In term of artery access, subclavian, hypogastric, femoral, and brachial arteries have been used as percutaneous access routes to the hepatic artery in previous study [22]. In the present study, femoral artery was chosen to access of port catheter implantation because this puncture site is readily accessible and because of considerable experience of femoral punctures in the interventional radiology community. Subclavian artery access requires surgical dissection in most cases [22] and is performed through a small branch, the acromiothoracic artery. Even when subclavian access is used for catheter placement, a femoral approach is also generally required to obtain an initial angiogram and to perform embolization of the right gastric artery or a replaced hepatic artery (when present). The femoral artery access eliminates the specific complications associated with the subclavian artery access such as stroke and pneumothorax. Moreover, according to Matsumoto’s group [17], there were no significant differences between the subclavian and femoral approaches with respect to frequency of catheter dislocation.
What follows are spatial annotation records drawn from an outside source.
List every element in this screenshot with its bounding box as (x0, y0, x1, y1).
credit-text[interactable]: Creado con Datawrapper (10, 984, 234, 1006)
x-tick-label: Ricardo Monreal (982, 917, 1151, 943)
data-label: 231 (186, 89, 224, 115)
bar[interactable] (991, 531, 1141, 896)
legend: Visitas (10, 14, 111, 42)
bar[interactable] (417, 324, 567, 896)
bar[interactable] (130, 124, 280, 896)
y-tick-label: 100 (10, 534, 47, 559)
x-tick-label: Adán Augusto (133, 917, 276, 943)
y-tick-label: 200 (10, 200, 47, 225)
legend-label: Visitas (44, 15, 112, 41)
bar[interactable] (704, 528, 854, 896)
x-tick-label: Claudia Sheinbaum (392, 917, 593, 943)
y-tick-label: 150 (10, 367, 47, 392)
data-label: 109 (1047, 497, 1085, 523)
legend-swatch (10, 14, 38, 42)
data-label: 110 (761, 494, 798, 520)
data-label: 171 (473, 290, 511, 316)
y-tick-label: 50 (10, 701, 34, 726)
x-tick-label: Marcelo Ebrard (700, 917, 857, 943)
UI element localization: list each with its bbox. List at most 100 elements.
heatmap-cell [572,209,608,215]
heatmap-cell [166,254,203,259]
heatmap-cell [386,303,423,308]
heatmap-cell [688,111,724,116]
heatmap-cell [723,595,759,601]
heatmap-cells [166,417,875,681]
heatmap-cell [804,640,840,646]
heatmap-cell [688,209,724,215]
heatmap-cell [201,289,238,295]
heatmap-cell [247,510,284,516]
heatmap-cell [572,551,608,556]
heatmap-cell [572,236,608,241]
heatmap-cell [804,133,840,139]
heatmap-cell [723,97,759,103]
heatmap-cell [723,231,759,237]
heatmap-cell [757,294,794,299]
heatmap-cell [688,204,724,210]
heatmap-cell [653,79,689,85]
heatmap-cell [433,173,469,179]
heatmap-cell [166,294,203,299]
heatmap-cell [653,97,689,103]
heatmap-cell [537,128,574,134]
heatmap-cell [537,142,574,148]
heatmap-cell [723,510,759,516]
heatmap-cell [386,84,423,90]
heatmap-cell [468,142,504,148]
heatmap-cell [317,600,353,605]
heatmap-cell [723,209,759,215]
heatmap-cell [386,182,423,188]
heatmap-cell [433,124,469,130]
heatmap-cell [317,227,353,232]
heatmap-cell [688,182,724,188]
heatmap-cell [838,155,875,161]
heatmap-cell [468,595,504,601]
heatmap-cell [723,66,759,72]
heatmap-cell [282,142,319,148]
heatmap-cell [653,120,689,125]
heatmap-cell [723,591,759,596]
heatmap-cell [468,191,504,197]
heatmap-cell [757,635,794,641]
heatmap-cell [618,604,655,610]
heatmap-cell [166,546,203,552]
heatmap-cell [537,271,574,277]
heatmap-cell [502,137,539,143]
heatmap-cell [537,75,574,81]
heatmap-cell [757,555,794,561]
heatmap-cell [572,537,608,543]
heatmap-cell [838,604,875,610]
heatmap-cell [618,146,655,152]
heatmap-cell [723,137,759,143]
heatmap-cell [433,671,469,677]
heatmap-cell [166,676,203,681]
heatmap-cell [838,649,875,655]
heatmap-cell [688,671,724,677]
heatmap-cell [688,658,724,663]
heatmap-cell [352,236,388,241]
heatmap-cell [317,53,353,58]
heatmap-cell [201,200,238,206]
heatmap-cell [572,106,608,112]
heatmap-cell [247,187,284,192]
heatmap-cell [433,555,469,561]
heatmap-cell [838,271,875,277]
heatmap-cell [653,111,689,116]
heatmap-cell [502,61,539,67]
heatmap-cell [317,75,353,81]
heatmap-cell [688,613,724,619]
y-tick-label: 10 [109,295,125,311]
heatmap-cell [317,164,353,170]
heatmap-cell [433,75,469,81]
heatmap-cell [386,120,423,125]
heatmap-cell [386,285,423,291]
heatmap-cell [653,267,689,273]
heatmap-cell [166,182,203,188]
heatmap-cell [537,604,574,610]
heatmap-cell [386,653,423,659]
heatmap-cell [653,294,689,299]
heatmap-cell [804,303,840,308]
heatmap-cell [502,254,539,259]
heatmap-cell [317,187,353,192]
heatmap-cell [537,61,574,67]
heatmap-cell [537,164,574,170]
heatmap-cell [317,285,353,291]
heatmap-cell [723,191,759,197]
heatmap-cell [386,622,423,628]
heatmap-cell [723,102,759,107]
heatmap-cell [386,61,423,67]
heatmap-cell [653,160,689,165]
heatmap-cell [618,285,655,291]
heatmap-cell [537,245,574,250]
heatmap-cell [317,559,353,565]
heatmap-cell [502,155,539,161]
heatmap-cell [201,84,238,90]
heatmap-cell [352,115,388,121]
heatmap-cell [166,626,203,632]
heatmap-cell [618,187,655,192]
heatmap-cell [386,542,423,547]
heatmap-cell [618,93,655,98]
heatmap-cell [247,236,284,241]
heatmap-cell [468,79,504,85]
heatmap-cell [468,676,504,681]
In this study, skin access site to the femoral artery was 1 cm above the inguinal skin fold and the lowest point of the catheter loop was above the level of the inguinal fold. The degree of physiologic motion of the hip joint transmitted to the tip of the catheter is potentially lesser than that with the previous transfemoral method [18, 29]. The frequency of catheter dislocation in this study was less than that in the previous transfemoral method study (1.0% vs 11%; 1.0% vs 3.9%) [15, 29].

The study have some limitations: First, it was retrospective study and the subjects were heterogeneous cancer origins. Second, there was no control group to compare the superiority of this method, because follow-up information were missing for most of the cases with non-fixed catheter tip method, which were performed in this center many years ago. Because the complications such as migration of the catheter and hepatic artery occlusion were so common, the old technique was totally abandoned in this center in the same period. Third, intrahepatic and extrahepatic perfusion information was not analyzed because CBCT hepatic angiograms were not always excellent and obvious artifacts occurred in some cases. Multiple detector computed tomography hepatic arteriogram, magnetic resonance hepatic arteriogram or SPECT were not performed to evaluate intrahepatic perfusion.

Conclusion

In conclusion, implanting port-catheter system using percutaneous unilateral trans-femoral implantation with coil only fixed-catheter-tip method offers long-duration time functionality that can fulfill HAIC treatment for advanced liver malignancy.